Mente Fantasiada

Luzes. É isso que eu vejo. Agora explodo.

O ano já chega em sua metade trazendo consigo um leve sabor de coentro baiano.

Pouco sei o que será reservado a mim nos próximos capítulos, mas sei que algo me espera. 

A vida é amor batendo as ondas nas pedras. Mar? 

Para um mineiro falar de mar, a esperança tem de estar vibrando no coração.

Cada onda traz consigo prazeres e desprazeres; a gente acaba se acostumando com isso.

O segredo é se molhar.

Domingo se estendendo pelo quarto. Sol e sombras dançando nas projeções.

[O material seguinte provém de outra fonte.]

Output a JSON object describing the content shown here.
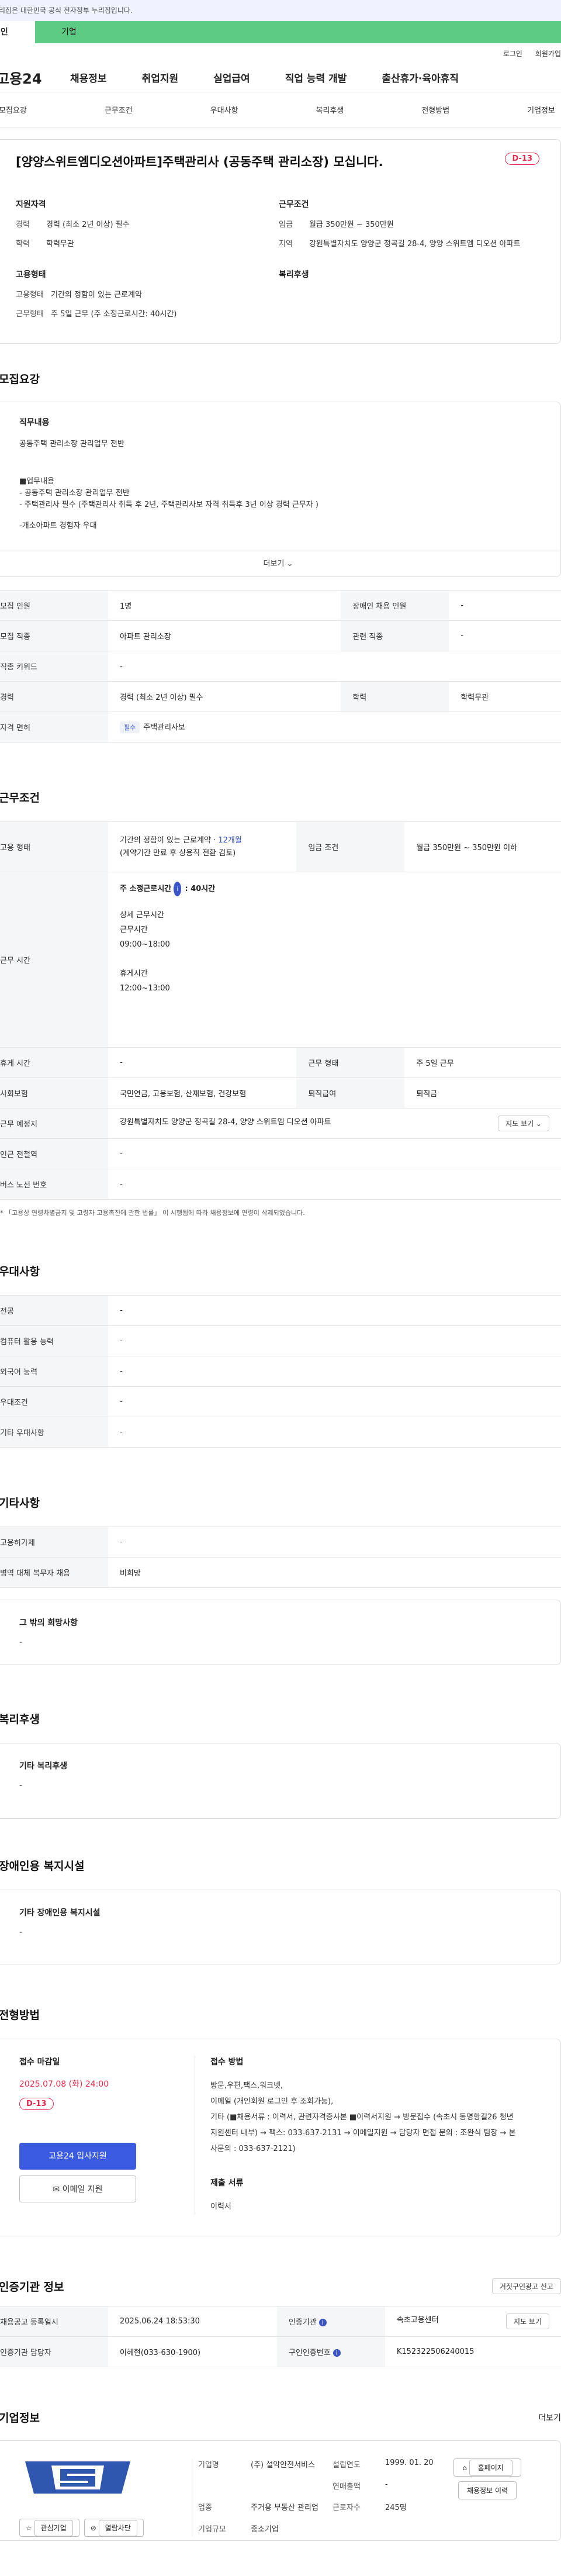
{
  "gov_banner": "이 누리집은 대한민국 공식 전자정부 누리집입니다.",
  "tabs": [
    "개인",
    "기업"
  ],
  "util": [
    "로그인",
    "회원가입"
  ],
  "logo": "고용24",
  "gnb": [
    "채용정보",
    "취업지원",
    "실업급여",
    "직업 능력 개발",
    "출산휴가·육아휴직"
  ],
  "subnav": [
    "모집요강",
    "근무조건",
    "우대사항",
    "복리후생",
    "전형방법",
    "기업정보"
  ],
  "job": {
    "title": "[양양스위트엠디오션아파트]주택관리사 (공동주택 관리소장) 모십니다.",
    "dday": "D-13",
    "applicant_title": "지원자격",
    "applicant": [
      {
        "k": "경력",
        "v": "경력 (최소 2년 이상) 필수"
      },
      {
        "k": "학력",
        "v": "학력무관"
      }
    ],
    "employment_title": "고용형태",
    "employment": [
      {
        "k": "고용형태",
        "v": "기간의 정함이 있는 근로계약"
      },
      {
        "k": "근무형태",
        "v": "주 5일 근무 (주 소정근로시간: 40시간)"
      }
    ],
    "condition_title": "근무조건",
    "condition": [
      {
        "k": "임금",
        "v": "월급 350만원 ~ 350만원"
      },
      {
        "k": "지역",
        "v": "강원특별자치도 양양군 정곡길 28-4, 양양 스위트엠 디오션 아파트"
      }
    ],
    "welfare_title": "복리후생"
  },
  "recruit": {
    "title": "모집요강",
    "duty_title": "직무내용",
    "duty_lines": [
      "공동주택 관리소장  관리업무 전반",
      "",
      "■업무내용",
      "- 공동주택 관리소장  관리업무 전반",
      "- 주택관리사 필수 (주택관리사 취득 후 2년, 주택관리사보 자격 취득후 3년 이상 경력 근무자 )",
      "",
      "-개소아파트 경험자 우대"
    ],
    "more": "더보기 ⌄",
    "rows": [
      {
        "k": "모집 인원",
        "v": "1명",
        "k2": "장애인 채용 인원",
        "v2": "-"
      },
      {
        "k": "모집 직종",
        "v": "아파트 관리소장",
        "k2": "관련 직종",
        "v2": "-"
      },
      {
        "k": "직종 키워드",
        "v": "-"
      },
      {
        "k": "경력",
        "v": "경력 (최소 2년 이상) 필수",
        "k2": "학력",
        "v2": "학력무관"
      }
    ],
    "license_label": "자격 면허",
    "license_tag": "필수",
    "license_value": "주택관리사보"
  },
  "work": {
    "title": "근무조건",
    "employ_label": "고용 형태",
    "employ_value_a": "기간의 정함이 있는 근로계약 · ",
    "employ_value_b": "12개월",
    "employ_value_c": "(계약기간 만료 후 상용직 전환 검토)",
    "wage_label": "임금 조건",
    "wage_value": "월급 350만원 ~ 350만원 이하",
    "hours_label": "근무 시간",
    "hours_head": "주 소정근로시간",
    "hours_head_val": ": 40시간",
    "hours_detail": [
      "상세 근무시간",
      "근무시간",
      "09:00~18:00",
      "",
      "휴게시간",
      "12:00~13:00"
    ],
    "rows": [
      {
        "k": "휴게 시간",
        "v": "-",
        "k2": "근무 형태",
        "v2": "주 5일 근무"
      },
      {
        "k": "사회보험",
        "v": "국민연금, 고용보험, 산재보험, 건강보험",
        "k2": "퇴직급여",
        "v2": "퇴직금"
      }
    ],
    "addr_label": "근무 예정지",
    "addr_value": "강원특별자치도 양양군 정곡길 28-4, 양양 스위트엠 디오션 아파트",
    "map_btn": "지도 보기 ⌄",
    "near_label": "인근 전철역",
    "near_value": "-",
    "bus_label": "버스 노선 번호",
    "bus_value": "-",
    "note": "* 「고용상 연령차별금지 및 고령자 고용촉진에 관한 법률」 이 시행됨에 따라 채용정보에 연령이 삭제되었습니다."
  },
  "pref": {
    "title": "우대사항",
    "rows": [
      {
        "k": "전공",
        "v": "-"
      },
      {
        "k": "컴퓨터 활용 능력",
        "v": "-"
      },
      {
        "k": "외국어 능력",
        "v": "-"
      },
      {
        "k": "우대조건",
        "v": "-"
      },
      {
        "k": "기타 우대사항",
        "v": "-"
      }
    ]
  },
  "etc": {
    "title": "기타사항",
    "rows": [
      {
        "k": "고용허가제",
        "v": "-"
      },
      {
        "k": "병역 대체 복무자 채용",
        "v": "비희망"
      }
    ],
    "other_title": "그 밖의 희망사항",
    "other_value": "-"
  },
  "welfare": {
    "title": "복리후생",
    "box_title": "기타 복리후생",
    "value": "-"
  },
  "disabled": {
    "title": "장애인용 복지시설",
    "box_title": "기타 장애인용 복지시설",
    "value": "-"
  },
  "process": {
    "title": "전형방법",
    "deadline_title": "접수 마감일",
    "deadline": "2025.07.08 (화) 24:00",
    "dday": "D-13",
    "apply_btn": "고용24 입사지원",
    "email_btn": "이메일 지원",
    "method_title": "접수 방법",
    "method_lines": [
      "방문,우편,팩스,워크넷,",
      "이메일 (개인회원 로그인 후 조회가능),",
      "기타 (■채용서류 : 이력서, 관련자격증사본 ■이력서지원 → 방문접수 (속초시 동명항길26 청년",
      "지원센터 내부) → 팩스: 033-637-2131  → 이메일지원 → 담당자 면접 문의 : 조완식 팀장 → 본",
      "사문의 : 033-637-2121)"
    ],
    "docs_title": "제출 서류",
    "docs_value": "이력서"
  },
  "agency": {
    "title": "인증기관 정보",
    "report_btn": "거짓구인광고 신고",
    "rows": [
      {
        "k": "채용공고 등록일시",
        "v": "2025.06.24 18:53:30",
        "k2": "인증기관",
        "v2": "속초고용센터",
        "btn": "지도 보기"
      },
      {
        "k": "인증기관 담당자",
        "v": "이혜현(033-630-1900)",
        "k2": "구인인증번호",
        "v2": "K152322506240015"
      }
    ]
  },
  "company": {
    "title": "기업정보",
    "more": "더보기",
    "fav_btn": "관심기업",
    "block_btn": "열람차단",
    "info": [
      {
        "k": "기업명",
        "v": "(주) 설악안전서비스",
        "k2": "설립연도",
        "v2": "1999. 01. 20"
      },
      {
        "k": "",
        "v": "",
        "k2": "연매출액",
        "v2": "-"
      },
      {
        "k": "업종",
        "v": "주거용 부동산 관리업",
        "k2": "근로자수",
        "v2": "245명"
      },
      {
        "k": "기업규모",
        "v": "중소기업",
        "k2": "",
        "v2": ""
      }
    ],
    "home_btn": "홈페이지",
    "jobs_btn": "채용정보 이력"
  }
}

E eu nada mais tenho para escrever.

O inverno começou mas aqui continua quente. Começou mesmo? Nem sei mais. 

Tenho um motivo que inebria minha consciência. Mente fantasiada. 

Cores performando enquanto a poesia não aparece.

O jogo de luz ainda dança nas paredes. Dança também na roda de pensamentos.

Tudo em movimento: ondas, danças, cores, sons e palavras.

Brincadeiras de criança. Criança que deixei de ser quando dei voz aos fantasmas.

O texto fala de coisas boas. Hoje os fantasmas morrem para renascerem outro dia.

É hora de atentar-me à alegria; o inverno está aqui e o sol não quer ir embora.

Tarde luminosa como desejos outrora tão quistos, perdidos nas profundezas de um entardecer.

Sim, são sentimentos vespertinos enlaçando alentos e assim guardá-los nas caixas desenhadas.

A poesia nasceu? Não sei nem mais o que ela é. 

Só sei que entre uma palavra e outra encontro um motivo para ser feliz.